UMD Volunteers Teach Langley Park Children as Part of Lutheran Campus Ministry

By Lauren Burns, For The Bloc

For more than 20 years, the Lutheran Campus Ministry at the University of Maryland has worked with Langley Park children through two outreach programs: the CARing (Children at Risk) Project and En Camino con La Comunidad.

The Lutheran Campus Ministry partnered with La Sagrada Familia Outreach, a Latino ministry of the Evangelical Church in America, on both programs.

En Camino con La Comunidad provides academic support to students who may not receive it at home.

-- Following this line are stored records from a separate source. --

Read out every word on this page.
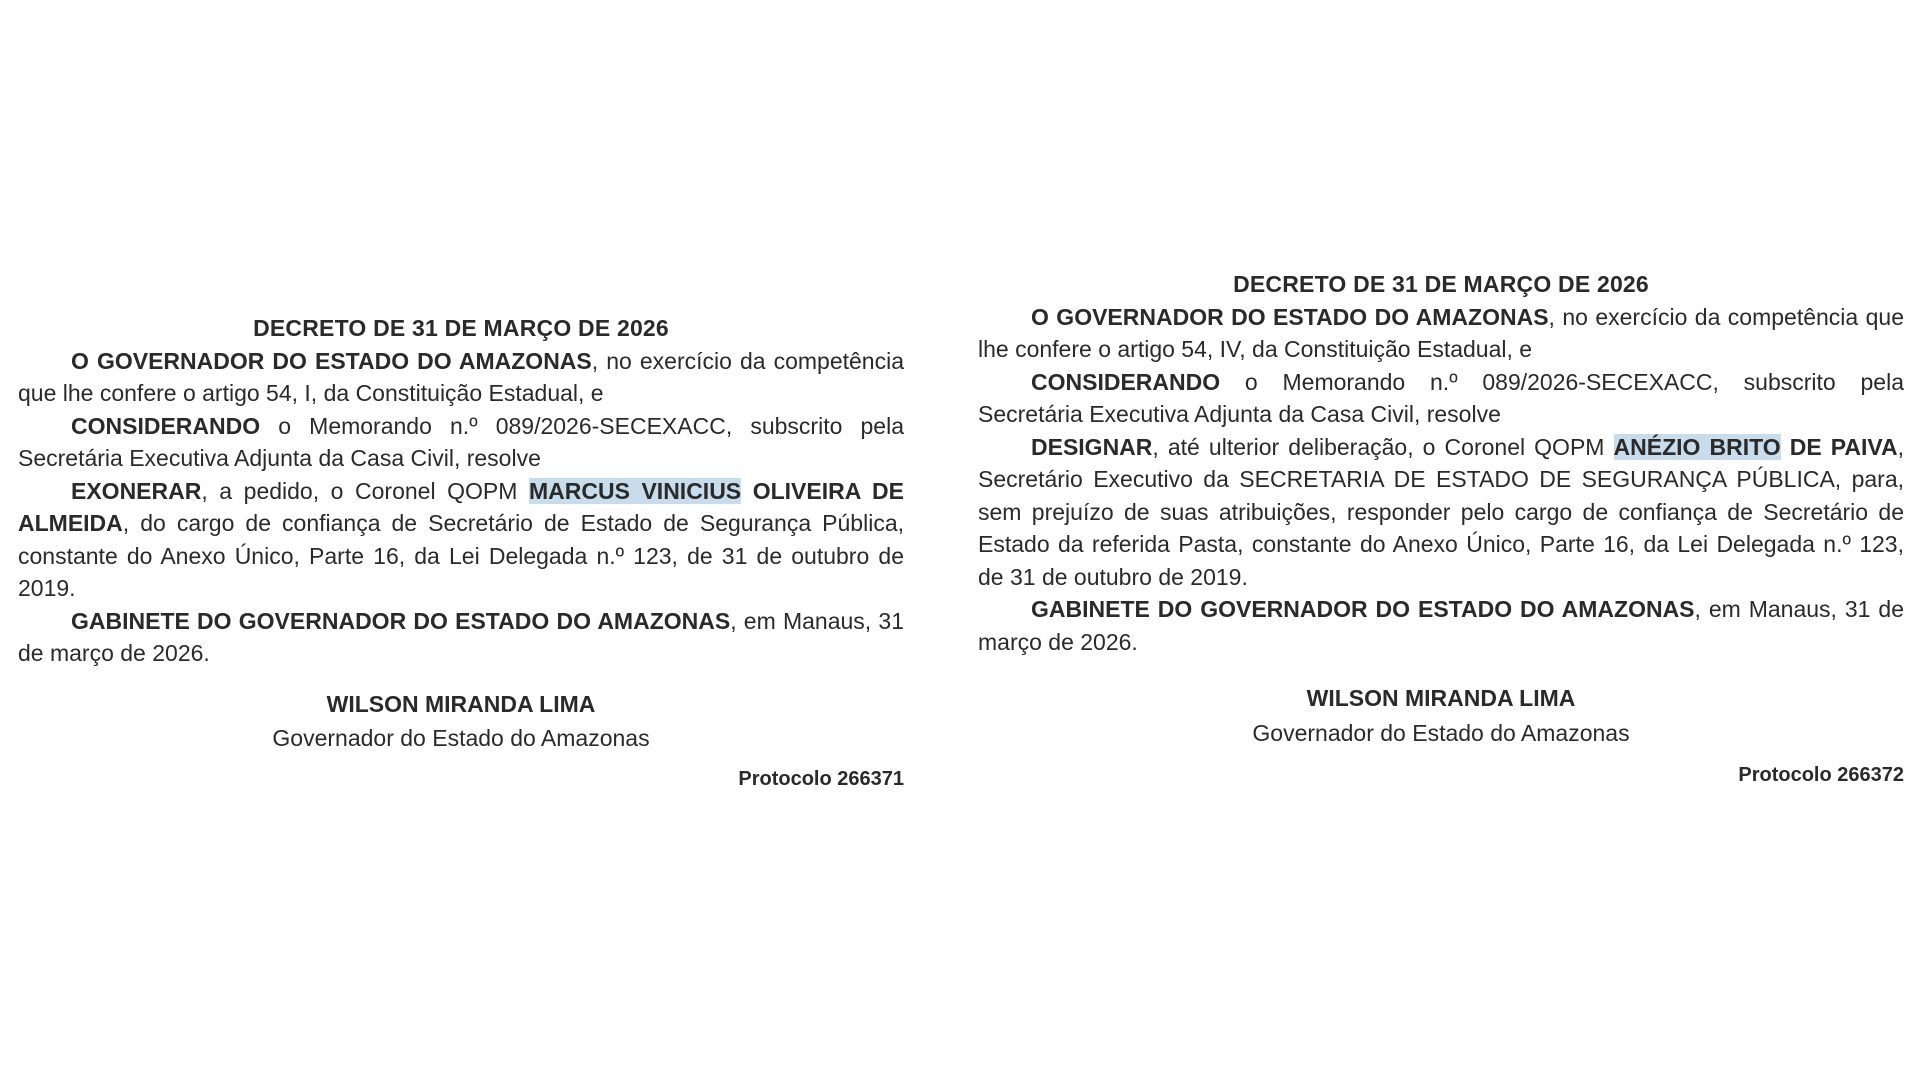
DECRETO DE 31 DE MARÇO DE 2026

O GOVERNADOR DO ESTADO DO AMAZONAS, no exercício da competência que lhe confere o artigo 54, I, da Constituição Estadual, e

CONSIDERANDO o Memorando n.º 089/2026-SECEXACC, subscrito pela Secretária Executiva Adjunta da Casa Civil, resolve

EXONERAR, a pedido, o Coronel QOPM MARCUS VINICIUS OLIVEIRA DE ALMEIDA, do cargo de confiança de Secretário de Estado de Segurança Pública, constante do Anexo Único, Parte 16, da Lei Delegada n.º 123, de 31 de outubro de 2019.

GABINETE DO GOVERNADOR DO ESTADO DO AMAZONAS, em Manaus, 31 de março de 2026.

WILSON MIRANDA LIMA
Governador do Estado do Amazonas
Protocolo 266371
DECRETO DE 31 DE MARÇO DE 2026

O GOVERNADOR DO ESTADO DO AMAZONAS, no exercício da competência que lhe confere o artigo 54, IV, da Constituição Estadual, e

CONSIDERANDO o Memorando n.º 089/2026-SECEXACC, subscrito pela Secretária Executiva Adjunta da Casa Civil, resolve

DESIGNAR, até ulterior deliberação, o Coronel QOPM ANÉZIO BRITO DE PAIVA, Secretário Executivo da SECRETARIA DE ESTADO DE SEGURANÇA PÚBLICA, para, sem prejuízo de suas atribuições, responder pelo cargo de confiança de Secretário de Estado da referida Pasta, constante do Anexo Único, Parte 16, da Lei Delegada n.º 123, de 31 de outubro de 2019.

GABINETE DO GOVERNADOR DO ESTADO DO AMAZONAS, em Manaus, 31 de março de 2026.

WILSON MIRANDA LIMA
Governador do Estado do Amazonas
Protocolo 266372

“Many of the parents of the children that we serve are immigrants from Latin America and speak limited English, so they are not as able to help their kids out with homework,” Lutheran Campus Ministry program and administrative assistant Georgia Metz said.

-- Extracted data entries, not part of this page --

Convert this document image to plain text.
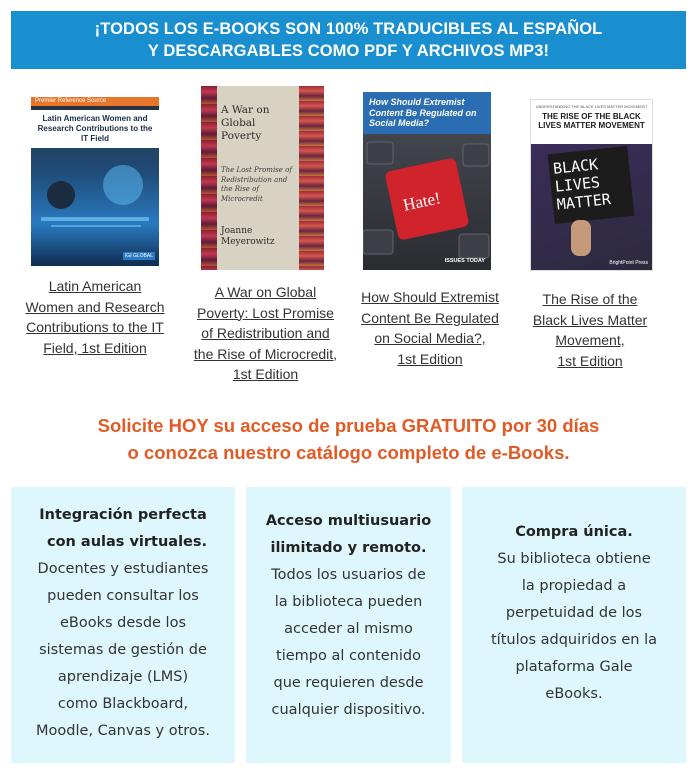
¡TODOS LOS E-BOOKS SON 100% TRADUCIBLES AL ESPAÑOL
Y DESCARGABLES COMO PDF Y ARCHIVOS MP3!
Premier Reference Source
Latin American Women and Research Contributions to the IT Field
IGI GLOBAL
A War on Global Poverty
The Lost Promise of Redistribution and the Rise of Microcredit
Joanne Meyerowitz
How Should Extremist Content Be Regulated on Social Media?
Hate!
ISSUES TODAY
UNDERSTANDING THE BLACK LIVES MATTER MOVEMENT
THE RISE OF THE BLACK LIVES MATTER MOVEMENT
BLACK
LIVES
MATTER
BrightPoint Press
Latin American
Women and Research
Contributions to the IT
Field, 1st Edition
A War on Global
Poverty: Lost Promise
of Redistribution and
the Rise of Microcredit,
1st Edition
How Should Extremist
Content Be Regulated
on Social Media?,
1st Edition
The Rise of the
Black Lives Matter
Movement,
1st Edition
Solicite HOY su acceso de prueba GRATUITO por 30 días
o conozca nuestro catálogo completo de e-Books.
Integración perfecta
con aulas virtuales.
Docentes y estudiantes
pueden consultar los
eBooks desde los
sistemas de gestión de
aprendizaje (LMS)
como Blackboard,
Moodle, Canvas y otros.
Acceso multiusuario
ilimitado y remoto.
Todos los usuarios de
la biblioteca pueden
acceder al mismo
tiempo al contenido
que requieren desde
cualquier dispositivo.
Compra única.
Su biblioteca obtiene
la propiedad a
perpetuidad de los
títulos adquiridos en la
plataforma Gale
eBooks.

The Rev. Rosario Hernandez-Cruz directs La Sagrada Familia Outreach and selects elementary school students to participate in En Camino and the CARing Project.

The program often matches members of UMD service groups and living-learning programs with two or three Langley Park students to help them with reading and math skills, said the Rev. Ray Ranker, Lutheran Campus Ministry chaplain.

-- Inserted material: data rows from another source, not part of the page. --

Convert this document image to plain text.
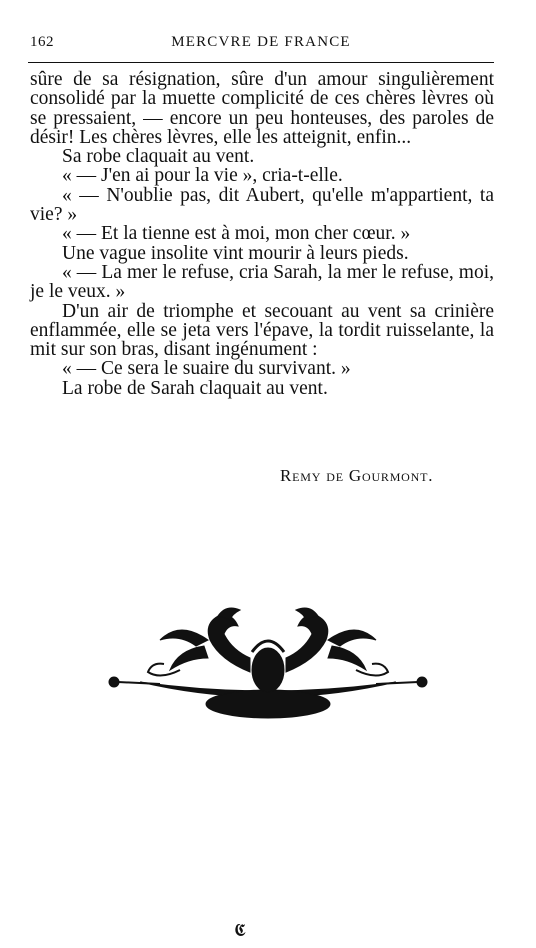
162	MERCVRE DE FRANCE

sûre de sa résignation, sûre d'un amour singulièrement consolidé par la muette complicité de ces chères lèvres où se pressaient, — encore un peu honteuses, des paroles de désir! Les chères lèvres, elle les atteignit, enfin...

Sa robe claquait au vent.

« — J'en ai pour la vie », cria-t-elle.

« — N'oublie pas, dit Aubert, qu'elle m'appartient, ta vie? »

« — Et la tienne est à moi, mon cher cœur. »

Une vague insolite vint mourir à leurs pieds.

« — La mer le refuse, cria Sarah, la mer le refuse, moi, je le veux. »

D'un air de triomphe et secouant au vent sa crinière enflammée, elle se jeta vers l'épave, la tordit ruisselante, la mit sur son bras, disant ingénument :

« — Ce sera le suaire du survivant. »

La robe de Sarah claquait au vent.

Remy de Gourmont.
𝕮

The tutors work with the students for two and a half hours on Wednesday afternoons at the community room of the University Landing Apartments. The apartments are in the heart of Langley Park, less than three miles from the UMD campus.

Kim Hess, the student leader of En Camino, said she joined the program on a whim as a freshman.

“I immediately fell in love with the En Camino kids and have been involved in the program ever since,” the senior history major said.

The Rev. Elizabeth Platz, a former Lutheran chaplain, started the CARing Project in 1993, Metz said.

The programs pair 20 students from second to sixth grade with a UMD student volunteer for the full semester. The pairs play outside, read and complete an activity each Thursday afternoon, said senior multiplatform journalism major and CARing project peer minister Maddie Tallman.

Although the CARing Project changed its format over the years, its focus remains the same: “to give children a role model to look up to and a positive experience with learning in a safe environment,” Metz said.

Tallman said she volunteers with the CARing Project because it exposes college student volunteers to the young students of Langley Park’s world.

“It’s a chance for kids to get removed from that environment for a little while,” Tallman said.